4. Pilot the Capacity Defender model and the complex panel approach in two regions within 12 months.

Appendix — Suggested statutory outline clauses (short form)

1. Establishment — “There shall be a Capacity & Autonomy Tribunal (the CAT). The CAT has jurisdiction over matters under the Mental Capacity Act relating to capacity determinations, best-interest orders, deprivation of liberty authorisations, and deputy/guardian appointments…”

2. Panel composition — “The CAT shall hear matters in panels constituted as prescribed: standard and complex panels as set by regulations; complex panels require a legally qualified chair designated by the President.”

3. Representation — “Where the person lacks capacity and the matter involves deprivation of liberty or life-sustaining treatment, the Tribunal shall appoint a Capacity Defender at public expense.”

4. Open justice — “Hearings are presumptively open. Closed material only on strict necessity test and upon reasons published to the extent consistent with privacy.”

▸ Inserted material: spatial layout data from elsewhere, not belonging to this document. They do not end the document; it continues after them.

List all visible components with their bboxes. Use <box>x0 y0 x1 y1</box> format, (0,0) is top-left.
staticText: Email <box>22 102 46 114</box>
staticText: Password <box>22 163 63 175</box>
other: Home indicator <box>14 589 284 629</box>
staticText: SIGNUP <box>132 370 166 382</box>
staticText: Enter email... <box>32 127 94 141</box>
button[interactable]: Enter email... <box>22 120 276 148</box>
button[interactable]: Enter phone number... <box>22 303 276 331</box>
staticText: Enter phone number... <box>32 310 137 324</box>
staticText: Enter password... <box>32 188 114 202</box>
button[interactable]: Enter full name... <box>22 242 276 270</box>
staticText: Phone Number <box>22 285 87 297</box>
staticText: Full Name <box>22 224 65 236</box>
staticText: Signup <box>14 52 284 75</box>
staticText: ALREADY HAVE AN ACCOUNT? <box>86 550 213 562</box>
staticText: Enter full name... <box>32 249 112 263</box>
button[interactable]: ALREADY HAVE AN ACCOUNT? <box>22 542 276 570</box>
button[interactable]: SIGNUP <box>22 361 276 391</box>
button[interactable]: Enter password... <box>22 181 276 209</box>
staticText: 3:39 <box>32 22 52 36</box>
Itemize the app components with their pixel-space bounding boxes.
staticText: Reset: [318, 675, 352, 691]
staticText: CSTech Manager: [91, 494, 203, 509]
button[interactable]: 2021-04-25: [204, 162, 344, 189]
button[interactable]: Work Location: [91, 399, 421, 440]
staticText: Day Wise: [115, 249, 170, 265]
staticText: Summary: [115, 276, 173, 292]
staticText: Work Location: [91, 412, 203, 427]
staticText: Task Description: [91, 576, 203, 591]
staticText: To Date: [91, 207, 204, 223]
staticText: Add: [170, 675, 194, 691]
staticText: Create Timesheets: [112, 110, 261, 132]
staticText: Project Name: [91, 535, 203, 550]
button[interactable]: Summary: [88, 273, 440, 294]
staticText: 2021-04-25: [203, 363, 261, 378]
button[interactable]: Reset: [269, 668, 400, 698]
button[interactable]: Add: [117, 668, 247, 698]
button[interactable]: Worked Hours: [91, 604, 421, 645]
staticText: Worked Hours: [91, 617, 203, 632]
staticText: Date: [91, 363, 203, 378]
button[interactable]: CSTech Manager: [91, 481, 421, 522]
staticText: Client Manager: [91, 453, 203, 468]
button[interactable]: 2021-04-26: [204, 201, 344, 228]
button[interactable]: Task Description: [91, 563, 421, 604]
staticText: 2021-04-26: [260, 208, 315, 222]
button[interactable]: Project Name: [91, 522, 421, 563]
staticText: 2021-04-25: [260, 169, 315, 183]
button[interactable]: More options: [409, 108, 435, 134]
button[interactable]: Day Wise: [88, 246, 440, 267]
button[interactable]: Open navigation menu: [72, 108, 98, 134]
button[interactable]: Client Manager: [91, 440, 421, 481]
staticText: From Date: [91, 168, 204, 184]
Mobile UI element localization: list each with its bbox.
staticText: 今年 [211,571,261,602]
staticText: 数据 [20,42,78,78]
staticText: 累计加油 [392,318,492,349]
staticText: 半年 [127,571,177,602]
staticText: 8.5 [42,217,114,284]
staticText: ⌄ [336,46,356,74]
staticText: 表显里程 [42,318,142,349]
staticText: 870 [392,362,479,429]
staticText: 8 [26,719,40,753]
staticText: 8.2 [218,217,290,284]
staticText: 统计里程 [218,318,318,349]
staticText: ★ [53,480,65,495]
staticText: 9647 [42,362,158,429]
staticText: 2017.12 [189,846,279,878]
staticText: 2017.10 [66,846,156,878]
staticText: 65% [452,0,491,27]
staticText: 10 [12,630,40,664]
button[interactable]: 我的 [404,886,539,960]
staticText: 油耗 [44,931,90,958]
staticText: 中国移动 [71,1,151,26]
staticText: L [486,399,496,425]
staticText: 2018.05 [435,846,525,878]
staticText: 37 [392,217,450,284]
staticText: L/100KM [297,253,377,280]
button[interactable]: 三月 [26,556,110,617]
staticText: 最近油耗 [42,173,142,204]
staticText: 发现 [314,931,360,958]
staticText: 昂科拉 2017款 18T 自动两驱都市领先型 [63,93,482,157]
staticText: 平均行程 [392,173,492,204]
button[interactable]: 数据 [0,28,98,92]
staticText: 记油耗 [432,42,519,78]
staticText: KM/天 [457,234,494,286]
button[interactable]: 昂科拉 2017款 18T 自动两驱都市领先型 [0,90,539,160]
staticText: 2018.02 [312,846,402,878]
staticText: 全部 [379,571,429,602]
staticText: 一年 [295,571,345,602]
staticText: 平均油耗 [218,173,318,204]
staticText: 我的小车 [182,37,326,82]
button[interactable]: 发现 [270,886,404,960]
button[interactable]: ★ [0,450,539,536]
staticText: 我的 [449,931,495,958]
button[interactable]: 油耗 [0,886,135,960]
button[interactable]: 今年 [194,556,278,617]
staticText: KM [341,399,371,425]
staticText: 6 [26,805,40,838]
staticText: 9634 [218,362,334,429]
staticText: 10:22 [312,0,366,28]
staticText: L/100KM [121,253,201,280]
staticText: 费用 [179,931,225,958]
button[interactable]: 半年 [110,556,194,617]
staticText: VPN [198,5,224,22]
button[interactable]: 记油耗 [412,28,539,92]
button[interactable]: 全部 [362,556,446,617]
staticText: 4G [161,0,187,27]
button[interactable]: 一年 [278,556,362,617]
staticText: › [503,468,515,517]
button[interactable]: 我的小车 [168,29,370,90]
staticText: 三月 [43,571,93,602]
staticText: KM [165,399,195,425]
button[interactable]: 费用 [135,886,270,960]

5. Appeals — “Appeal to the Appeal Chamber on points of law or significant procedural unfairness. Emergency appeal timetabling for liberty matters.”

Closing note

This comparative proposal aims to preserve the fundamental protective purposes of the existing regime while repairing its defects: restoring adversarial safeguards, guaranteeing equality of arms, ensuring technical and ethical expertise on decision-making panels, and making the system more transparent and rights-compliant. The Capacity & Autonomy Tribunal is a pragmatic hybrid model — tribunal-style speed and expertise combined with judicial safeguards — designed to offer better outcomes for vulnerable adults, families, and public bodies alike.